Der innerklinische Notfalltransport

Intensivpatienten benötigen in der Regel einen hohen Aufwand an intraoperativer oder intensivmedizinischer Versorgung, zum Beispiel invasiven Monitoring sowie Infusions- und Beatmungstherapie. Häufig müssen diese Patienten innerklinisch verlegt werden, um Maßnahmen der Therapie oder Diagnose zu ermöglichen. Dabei ist der Patient während des innerklinischen Transportes einem erhöhten Risiko ausgesetzt, wenn die Intensivversorgung für diesen Zeitraum aus technischen Gründen oder fehlendem Inventar unterbrochen wird. Besonders Patienten mit neurologischer, respiratorischer oder hämodynamischer Einschränkung können durch die beim Transport entstehende Versorgungslücke (ausgesetzte medikamentöse Infusionstherapie und Respiratortherapie) durch plötzlich auftretende Komplikationen bedroht werden. Um diesem innerklinischen Transportrisiko entgegenzuwirken, bedarf es speziellen medizinischen Inventars. Dieses wird in Form von zusätzlichen Transportwagen für Versorgungsgeräte geboten. Diese lassen sich an die Transportbetten andocken und können bei Transporten die Versorgungslücke, durch die Möglichkeit der Mitnahme wichtiger intesivmedizinischer Geräte, schließen. Dadurch reduziert sich auch das Risiko von Fehlalarmen, zum Beispiel durch Lösen von Sensoren.

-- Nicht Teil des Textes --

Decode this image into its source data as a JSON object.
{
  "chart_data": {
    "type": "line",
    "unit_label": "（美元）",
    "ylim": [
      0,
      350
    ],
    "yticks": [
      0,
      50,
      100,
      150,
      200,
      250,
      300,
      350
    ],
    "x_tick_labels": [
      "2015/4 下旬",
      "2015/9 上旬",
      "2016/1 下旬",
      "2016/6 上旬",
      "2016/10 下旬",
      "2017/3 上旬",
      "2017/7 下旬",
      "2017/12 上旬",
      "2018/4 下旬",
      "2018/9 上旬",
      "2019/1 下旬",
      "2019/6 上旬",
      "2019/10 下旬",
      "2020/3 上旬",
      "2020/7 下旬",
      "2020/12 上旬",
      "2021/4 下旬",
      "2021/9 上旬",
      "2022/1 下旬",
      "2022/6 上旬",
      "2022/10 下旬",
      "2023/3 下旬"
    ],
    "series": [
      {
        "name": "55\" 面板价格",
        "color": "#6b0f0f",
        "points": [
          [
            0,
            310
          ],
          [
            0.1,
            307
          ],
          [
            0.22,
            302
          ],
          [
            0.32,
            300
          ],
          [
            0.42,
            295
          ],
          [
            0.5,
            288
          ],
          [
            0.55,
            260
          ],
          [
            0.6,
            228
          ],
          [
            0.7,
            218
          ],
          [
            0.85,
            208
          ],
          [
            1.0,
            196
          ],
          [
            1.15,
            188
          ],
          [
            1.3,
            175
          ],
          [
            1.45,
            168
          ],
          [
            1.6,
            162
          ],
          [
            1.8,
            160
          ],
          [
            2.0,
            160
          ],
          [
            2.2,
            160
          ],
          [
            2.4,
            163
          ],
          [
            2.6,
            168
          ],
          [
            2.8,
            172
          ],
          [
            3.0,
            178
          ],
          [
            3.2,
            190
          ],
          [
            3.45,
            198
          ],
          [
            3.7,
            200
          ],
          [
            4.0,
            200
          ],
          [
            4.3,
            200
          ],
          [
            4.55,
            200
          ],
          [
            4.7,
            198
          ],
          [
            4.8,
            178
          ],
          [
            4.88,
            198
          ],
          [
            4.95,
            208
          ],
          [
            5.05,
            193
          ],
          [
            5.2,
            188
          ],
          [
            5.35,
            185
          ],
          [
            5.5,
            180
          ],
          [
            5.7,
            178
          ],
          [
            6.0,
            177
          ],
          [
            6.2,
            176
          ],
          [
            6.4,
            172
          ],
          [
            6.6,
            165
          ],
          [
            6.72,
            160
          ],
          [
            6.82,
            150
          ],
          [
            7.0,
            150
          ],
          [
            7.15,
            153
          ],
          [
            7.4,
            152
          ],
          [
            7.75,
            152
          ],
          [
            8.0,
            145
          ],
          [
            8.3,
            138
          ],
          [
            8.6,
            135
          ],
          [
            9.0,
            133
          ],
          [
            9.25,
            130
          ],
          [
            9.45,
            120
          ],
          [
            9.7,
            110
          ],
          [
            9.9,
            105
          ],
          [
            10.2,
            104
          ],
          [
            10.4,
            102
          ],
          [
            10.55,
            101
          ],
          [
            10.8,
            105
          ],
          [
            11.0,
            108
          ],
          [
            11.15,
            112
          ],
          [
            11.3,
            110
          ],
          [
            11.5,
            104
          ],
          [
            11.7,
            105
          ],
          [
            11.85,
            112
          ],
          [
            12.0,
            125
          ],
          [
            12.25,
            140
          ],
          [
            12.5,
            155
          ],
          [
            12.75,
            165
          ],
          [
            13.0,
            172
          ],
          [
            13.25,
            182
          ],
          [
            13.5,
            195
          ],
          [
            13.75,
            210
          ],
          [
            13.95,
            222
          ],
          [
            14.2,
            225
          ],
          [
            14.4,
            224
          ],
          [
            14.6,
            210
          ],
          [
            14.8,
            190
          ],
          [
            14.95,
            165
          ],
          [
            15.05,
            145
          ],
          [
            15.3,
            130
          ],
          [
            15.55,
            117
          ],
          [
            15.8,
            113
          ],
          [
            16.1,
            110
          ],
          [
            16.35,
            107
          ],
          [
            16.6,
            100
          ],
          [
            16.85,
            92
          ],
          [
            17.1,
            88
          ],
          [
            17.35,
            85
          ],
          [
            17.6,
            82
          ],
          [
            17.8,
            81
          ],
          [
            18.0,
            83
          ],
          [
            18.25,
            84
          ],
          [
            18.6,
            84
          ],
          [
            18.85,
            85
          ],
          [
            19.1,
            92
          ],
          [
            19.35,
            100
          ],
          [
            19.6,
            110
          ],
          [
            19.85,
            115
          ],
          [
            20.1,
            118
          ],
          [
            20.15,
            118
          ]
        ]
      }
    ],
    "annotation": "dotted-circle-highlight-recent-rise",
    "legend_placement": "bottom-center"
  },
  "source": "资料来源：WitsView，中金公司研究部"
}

Grundsätzlich besteht ein innerklinischer Notfalltransport aus mehreren Phasen

  • Indikation des Patienten vor dem Transport
  • Vorbereitung des Transportes
  • Transportdurchführung
  • Patientenübergabe

Der Patiententransport stellt in der Regel in Kliniken das schwächste Glied der Patienten- Überwachung und Versorgung dar. Er stellt hohe Anforderungen an Personal und geeignetem Equipment dar. Um den Versorgungsstandard zu verbessern, sind Kliniken bemüht Versorgungslücken zu schließen oder zu minimieren. Hersteller medizinischer Geräte und von Funktionsmobiliar stehen der Herausforderung gegenüber, möglichst umfangreiche Funktionen auf kleinstem mobilem Raum sicher unterzubringen.

 

Sicher mit dem MobiDoc transportieren

Um die intensivmedizinische Versorgung bei innerklinischen Transporten zu gewährleisten, bedarf es modularer Andockwagen begleitend zum Krankentransport. Eine Lösung Personal in dieser kritischen Phase zu entlasten und den individuellen Ansprüchen von Kliniken sowie kritisch kranker Intensivpatienten gerecht zu werden, stellen der MobiDoc sowie weitere erhältliche Andockwagen des Herstellers und Entwicklers mth medical GmbH & Co. KG dar. Ein zusätzlicher besonderer Vorteil entsteht - neben dem durchweg hohen Qualitätsstandard - durch die Anfertigung, Modifizierung oder sogar Neuentwicklung der Produkte, gemäß den individuellen Wünschen, Forderungen oder Vorstellungen der Kunden. Somit passen sich Nutzer nicht den Gegebenheiten der Produkte an, sondern in enger Zusammenarbeit mit den Kunden können selbst komplexe Produkte an vorherrschende oder zu erwartende Situationen angepasst werden. Dadurch lassen sich Einschränkungen in der medizinischen Versorgung lückenlos vermeiden. Ein hoher Versorgungsstandard wird auch bei sonst kritischen innerklinischen Transporten sichergestellt.